Her greatest treasure, offered not by choice but by circumstance.

Blood, in many rituals, was the crown of offerings. It carried life, sacrifice, power. And the leader had been wise to keep it off the altar. But the temple did not stir for blood today.

It stirred for value.

For meaning.

For the unspoken truth that the most precious things in existence were rarely grand. Sometimes they were simple. Sometimes they were sugar crystals wrapped in paper and held by a dying child who had nothing else left.
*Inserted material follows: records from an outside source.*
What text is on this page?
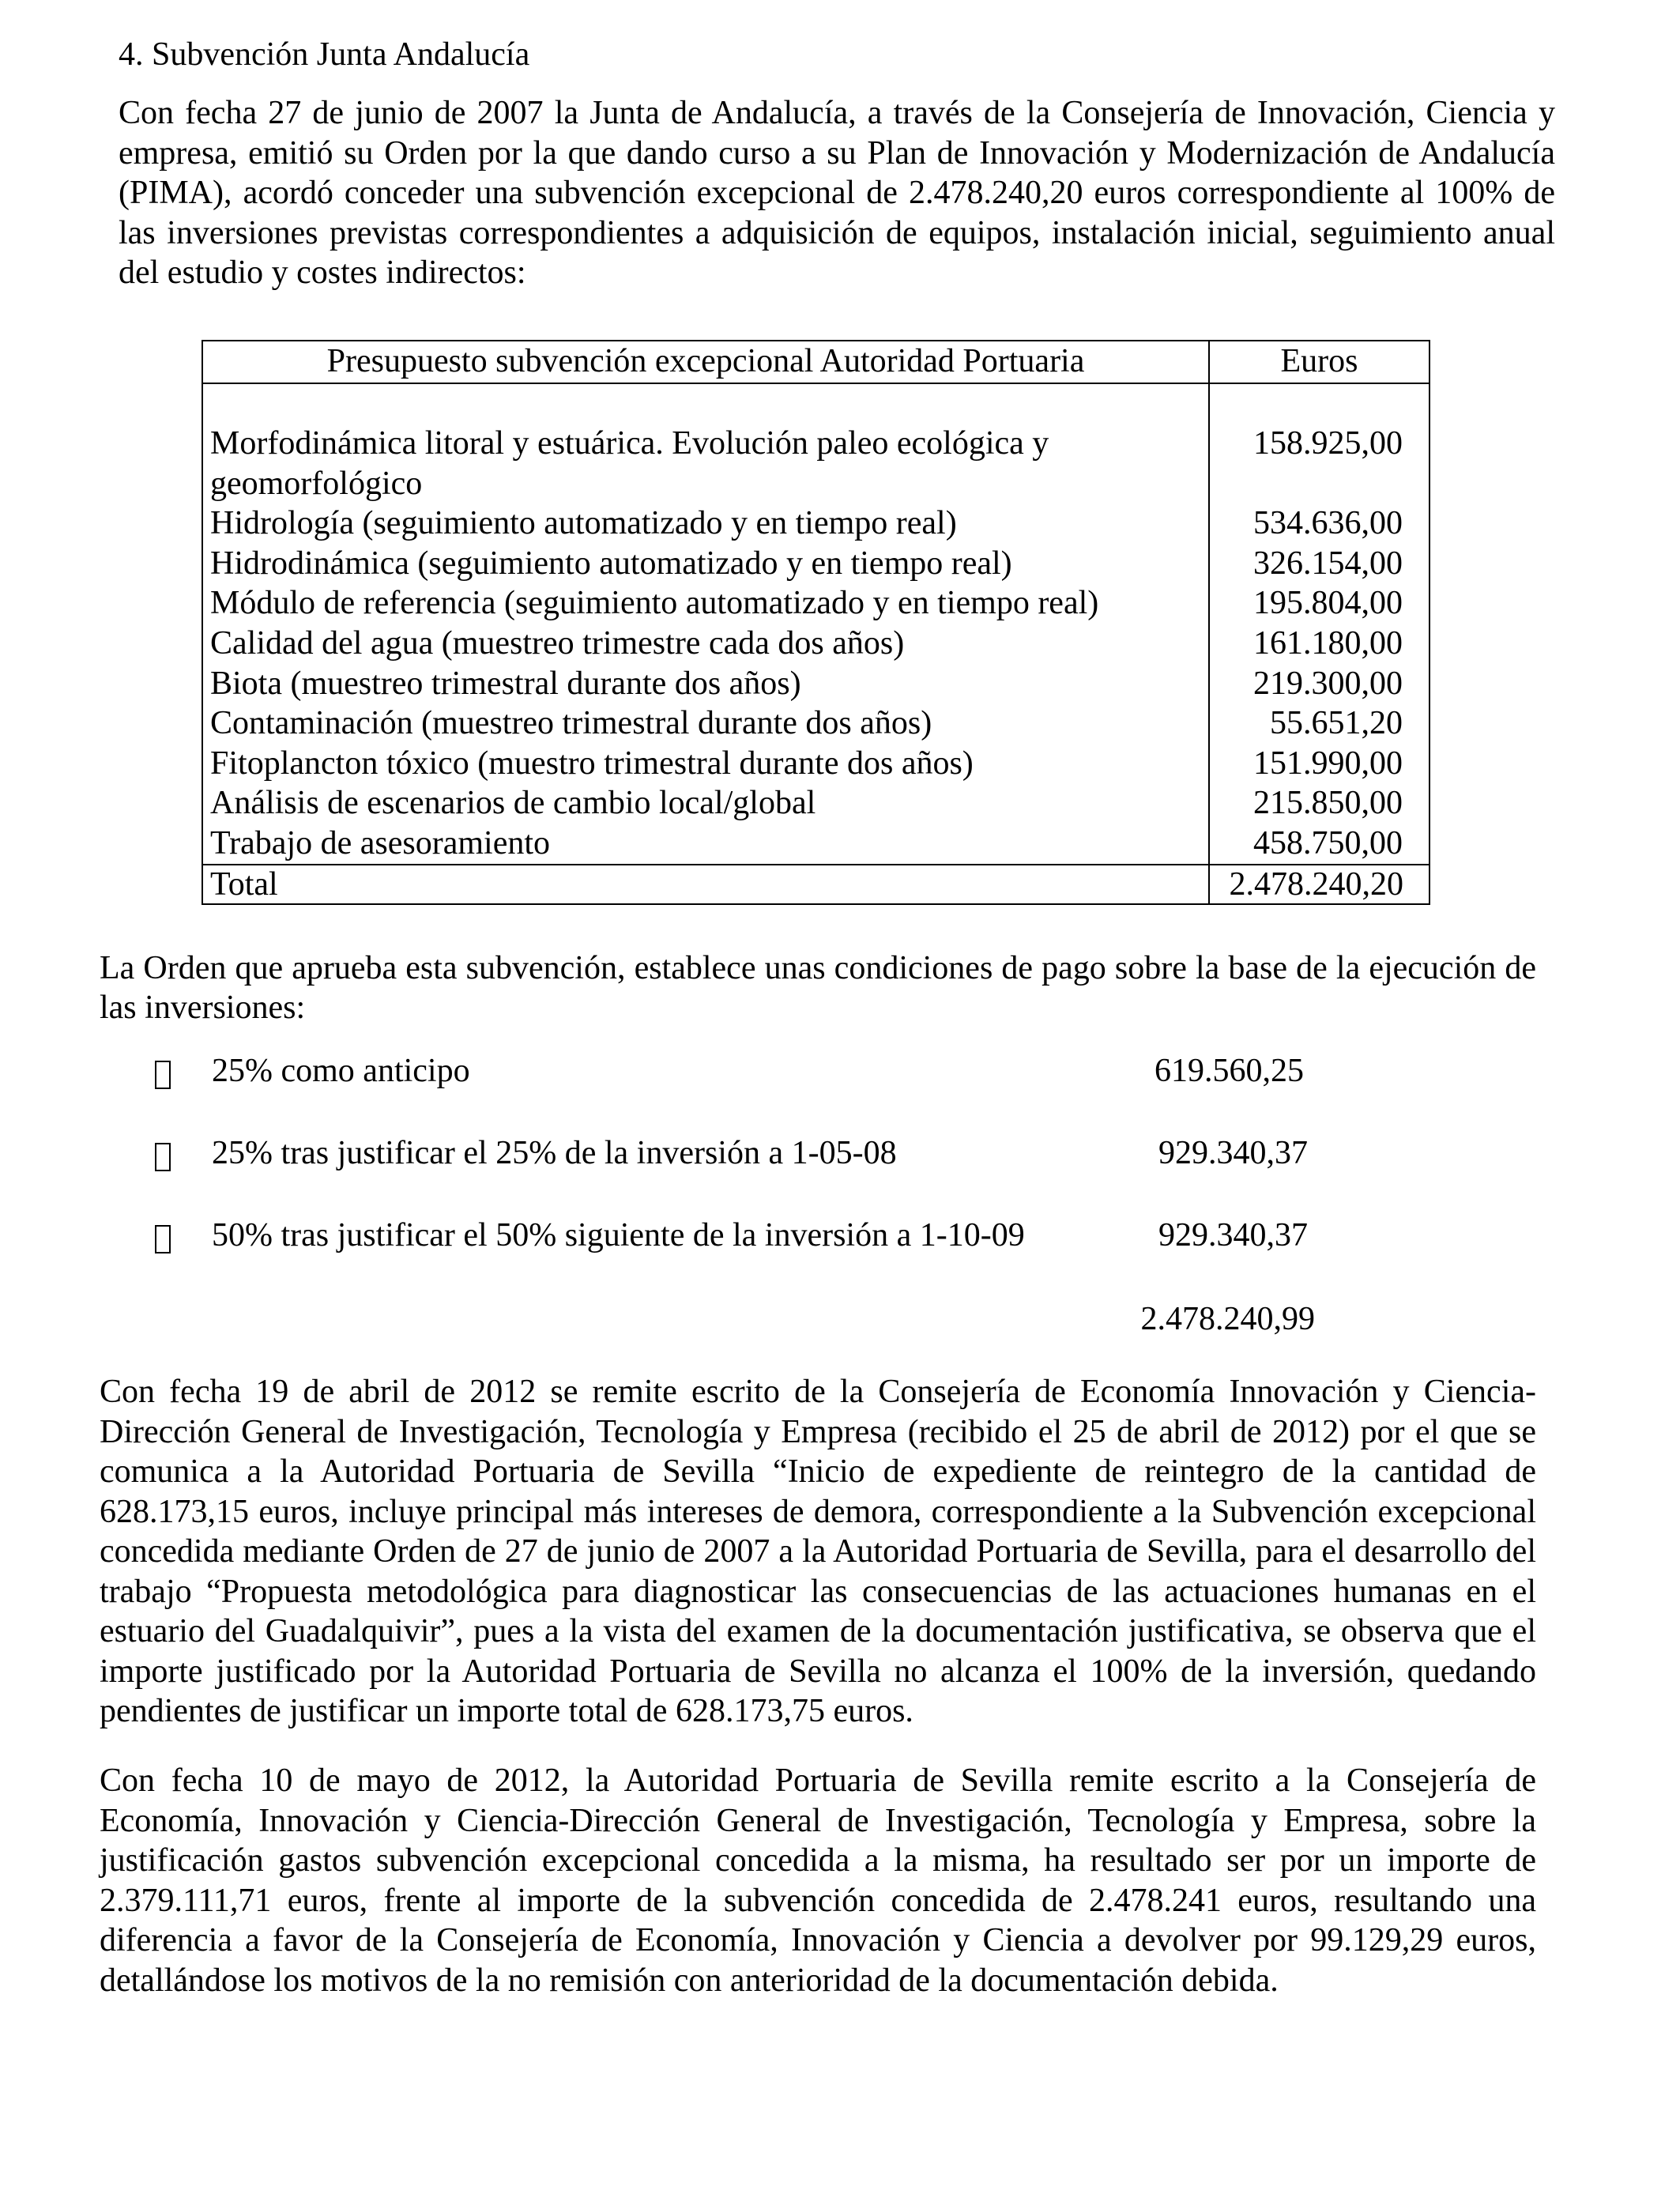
4. Subvención Junta Andalucía
Con fecha 27 de junio de 2007 la Junta de Andalucía, a través de la Consejería de Innovación, Ciencia y empresa, emitió su Orden por la que dando curso a su Plan de Innovación y Modernización de Andalucía (PIMA), acordó conceder una subvención excepcional de 2.478.240,20 euros correspondiente al 100% de las inversiones previstas correspondientes a adquisición de equipos, instalación inicial, seguimiento anual del estudio y costes indirectos:
Presupuesto subvención excepcional Autoridad Portuaria	Euros

Morfodinámica litoral y estuárica. Evolución paleo ecológica y geomorfológico	158.925,00
Hidrología (seguimiento automatizado y en tiempo real)	534.636,00
Hidrodinámica (seguimiento automatizado y en tiempo real)	326.154,00
Módulo de referencia (seguimiento automatizado y en tiempo real)	195.804,00
Calidad del agua (muestreo trimestre cada dos años)	161.180,00
Biota (muestreo trimestral durante dos años)	219.300,00
Contaminación (muestreo trimestral durante dos años)	55.651,20
Fitoplancton tóxico (muestro trimestral durante dos años)	151.990,00
Análisis de escenarios de cambio local/global	215.850,00
Trabajo de asesoramiento	458.750,00
Total	2.478.240,20
La Orden que aprueba esta subvención, establece unas condiciones de pago sobre la base de la ejecución de las inversiones:
25% como anticipo	619.560,25
25% tras justificar el 25% de la inversión a 1-05-08	929.340,37
50% tras justificar el 50% siguiente de la inversión a 1-10-09	929.340,37
2.478.240,99
Con fecha 19 de abril de 2012 se remite escrito de la Consejería de Economía Innovación y Ciencia-Dirección General de Investigación, Tecnología y Empresa (recibido el 25 de abril de 2012) por el que se comunica a la Autoridad Portuaria de Sevilla “Inicio de expediente de reintegro de la cantidad de 628.173,15 euros, incluye principal más intereses de demora, correspondiente a la Subvención excepcional concedida mediante Orden de 27 de junio de 2007 a la Autoridad Portuaria de Sevilla, para el desarrollo del trabajo “Propuesta metodológica para diagnosticar las consecuencias de las actuaciones humanas en el estuario del Guadalquivir”, pues a la vista del examen de la documentación justificativa, se observa que el importe justificado por la Autoridad Portuaria de Sevilla no alcanza el 100% de la inversión, quedando pendientes de justificar un importe total de 628.173,75 euros.
Con fecha 10 de mayo de 2012, la Autoridad Portuaria de Sevilla remite escrito a la Consejería de Economía, Innovación y Ciencia-Dirección General de Investigación, Tecnología y Empresa, sobre la justificación gastos subvención excepcional concedida a la misma, ha resultado ser por un importe de 2.379.111,71 euros, frente al importe de la subvención concedida de 2.478.241 euros, resultando una diferencia a favor de la Consejería de Economía, Innovación y Ciencia a devolver por 99.129,29 euros, detallándose los motivos de la no remisión con anterioridad de la documentación debida.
The glow intensified... and the world shifted.

It was not a gradual change. There was no shimmering ripple, no dramatic thunderclap. One blink, and the ruin was a ruin. The next blink, the ruin was gone.

In its place stood an immaculate sanctuary.

The cracked stone was replaced with polished marble that glowed faintly with its own inner light. The broken dome returned to its full majesty, intricately carved with symbols that pulsed like veins beneath skin. Murals once erased by time now glimmered with vivid color: celestial figures, elegant scripts, depictions of rituals long forgotten.

The torches along the walls flickered to life in unison, bathing the interior in a warm, golden radiance. Incense — not the dusty rot of centuries — filled the air, carrying a faint sweetness that clung to the senses.

On the pristine altar lay the girl.

Whole.

Untouched.

There was no wound at her throat. No blood on her skin. The grime and exhaustion that had clung to her vanished. She breathed softly, steadily, though her soul was nowhere near her body.

The candy rested beside her, still glowing faintly.